- The EUR/JPY recovers positive traction in the middle of a combination of support factors.
- A weaker USD benefits the EUR, while a softer tokyo IPC undermines the JPY.
- The daily RSI remains close to the overcompra zone and could limit the crossing.
The EUR/JPY crossroads invests an intradication to the region of 168.65-168.60 and rises to the upper end of its daily rank during the first part of the European session on Friday. Cash prices are currently negotiated around the supply zone of 169.25-169.30, with an increase of almost 0.20% in the day, and seem ready to appreciate even more.
The shared currency continues to benefit from the predominant seller bias of the US dollar (USD). The Japanese Yen (JPY), on the other hand, attracts some intra -sellers after the publication of a softer Tokyo IPC. A separate report showed that Japan’s retail sales grew to the slowest rhythm since February and reaffirmed the bets that the Bank of Japan (BOJ) could give up an increase in rates in 2025. This, along with a positive risk tone, undermines the jpy of secure refuge and validates the positive perspective for the EUR/JPY crossing.
However, the relative force index (RSI) in the daily chart remains close to the territory of overcompra, which, in turn, could stop the operators of opening new bullish bets. Therefore, it will be prudent to expect an extension of a consolidative price movement several days before positioning for any additional upward movement. However, bias seems to bow in favor of the EUR/JPY bulls, suggesting that any correction could continue to support support near the weekly trend line, around the 168.70-168.65 area.
A convincing rupture below the latter, however, could cause some technical sales and pave the way for a significant decrease. The EUR/JPY crossing could then accelerate the fall to the round figure of 168.00 en route to the region of 167.60-167.55 before eventually falling to the lower end of the weekly range, around the area of ​​167.00-166.90. The latter should act as a key pivot point, which if it breaks decisively, would deny the constructive perspective and change the short -term bias in favor of the bassists.
On the other hand, the 169.70 area, or a maximum of almost a year reached on Monday, could offer some resistance. A shopping follow -up, which leads to a subsequent strength beyond the 170.00 psychological brand, will be seen as a new trigger for the bullies. The EUR/JPY crossing could then rise even more beyond the intermediate obstacle of 170.40, towards recovering the 171.00 mark since June 2024.
EUR/JPY 1 hour graphic
Japan Faqs Bank
The Bank of Japan (BOJ) is the Japanese Central Bank, which sets the country’s monetary policy.

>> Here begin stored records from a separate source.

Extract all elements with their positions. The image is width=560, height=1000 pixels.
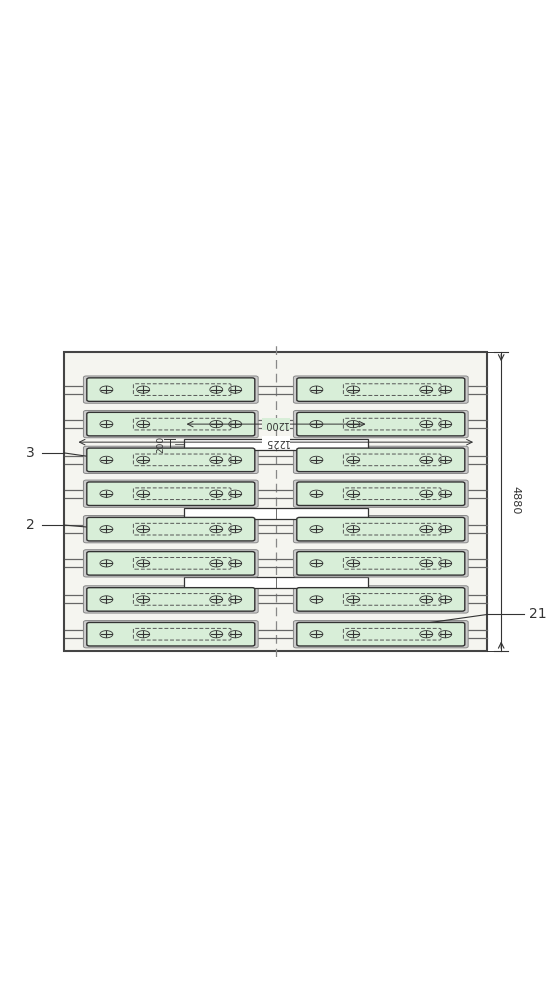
FancyBboxPatch shape xyxy=(87,517,255,541)
FancyBboxPatch shape xyxy=(297,622,465,646)
FancyBboxPatch shape xyxy=(297,517,465,541)
FancyBboxPatch shape xyxy=(297,378,465,401)
FancyBboxPatch shape xyxy=(83,446,258,474)
FancyBboxPatch shape xyxy=(293,550,468,577)
FancyBboxPatch shape xyxy=(87,482,255,505)
Text: 2: 2 xyxy=(26,518,35,532)
Bar xyxy=(184,577,368,588)
FancyBboxPatch shape xyxy=(293,446,468,474)
FancyBboxPatch shape xyxy=(293,516,468,543)
FancyBboxPatch shape xyxy=(83,621,258,648)
FancyBboxPatch shape xyxy=(83,480,258,507)
Text: 1225: 1225 xyxy=(264,437,288,447)
Text: 4880: 4880 xyxy=(510,486,520,514)
Text: 3: 3 xyxy=(26,446,35,460)
FancyBboxPatch shape xyxy=(293,376,468,403)
FancyBboxPatch shape xyxy=(87,378,255,401)
Bar xyxy=(184,439,368,450)
FancyBboxPatch shape xyxy=(297,482,465,505)
Text: 21: 21 xyxy=(529,607,547,621)
FancyBboxPatch shape xyxy=(87,552,255,575)
FancyBboxPatch shape xyxy=(87,622,255,646)
FancyBboxPatch shape xyxy=(83,376,258,403)
FancyBboxPatch shape xyxy=(297,588,465,611)
FancyBboxPatch shape xyxy=(293,480,468,507)
FancyBboxPatch shape xyxy=(293,586,468,613)
FancyBboxPatch shape xyxy=(87,448,255,472)
FancyBboxPatch shape xyxy=(297,552,465,575)
FancyBboxPatch shape xyxy=(293,410,468,438)
FancyBboxPatch shape xyxy=(87,588,255,611)
FancyBboxPatch shape xyxy=(297,412,465,436)
FancyBboxPatch shape xyxy=(293,621,468,648)
FancyBboxPatch shape xyxy=(83,586,258,613)
Bar xyxy=(184,508,368,519)
Bar xyxy=(64,352,487,651)
Text: 200: 200 xyxy=(157,436,166,453)
FancyBboxPatch shape xyxy=(87,412,255,436)
FancyBboxPatch shape xyxy=(83,550,258,577)
FancyBboxPatch shape xyxy=(297,448,465,472)
FancyBboxPatch shape xyxy=(83,410,258,438)
FancyBboxPatch shape xyxy=(83,516,258,543)
Text: 1200: 1200 xyxy=(264,419,288,429)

Its mandate is to issue tickets and carry out monetary and foreign exchange control to guarantee the stability of prices, which means an inflation objective around 2%.
The Bank of Japan has embarked on an ultralaxa monetary policy since 2013 in order to stimulate the economy and feed inflation in the middle of a low inflation environment. The bank’s policy is based on the Quantitative and Qualitative Easing (QQE), or ticket printing to buy assets such as state or business bonds to provide liquidity. In 2016, the Bank redoubled its strategy and relaxed even more policy by introducing negative interest rates and then directly controlling the performance of its state bonds to 10 years.
The massive stimulus of the Bank of Japan has caused the depreciation of the Yen in front of its main monetary peers. This process has been more recently exacerbated due to a growing divergence of policies between the Bank of Japan and other main central banks, which have chosen to abruptly increase interest rates to combat inflation levels that have been in historical maximums. Japan Bank’s policy to maintain low types has caused an increase in differential with other currencies, dragging the value of YEN.
The weakness of the YEN and the rebound in world energy prices have caused an increase in Japanese inflation, which has exceeded the 2% objective set by the Bank of Japan. Even so, the Bank of Japan judges that the sustainable and stable achievement of the 2%objective is not yet glimpsed, so an abrupt change of current monetary policy seems unlikely.
Source: Fx Street

I am Joshua Winder, a senior-level journalist and editor at World Stock Market. I specialize in covering news related to the stock market and economic trends. With more than 8 years of experience in this field, I have become an expert in financial reporting.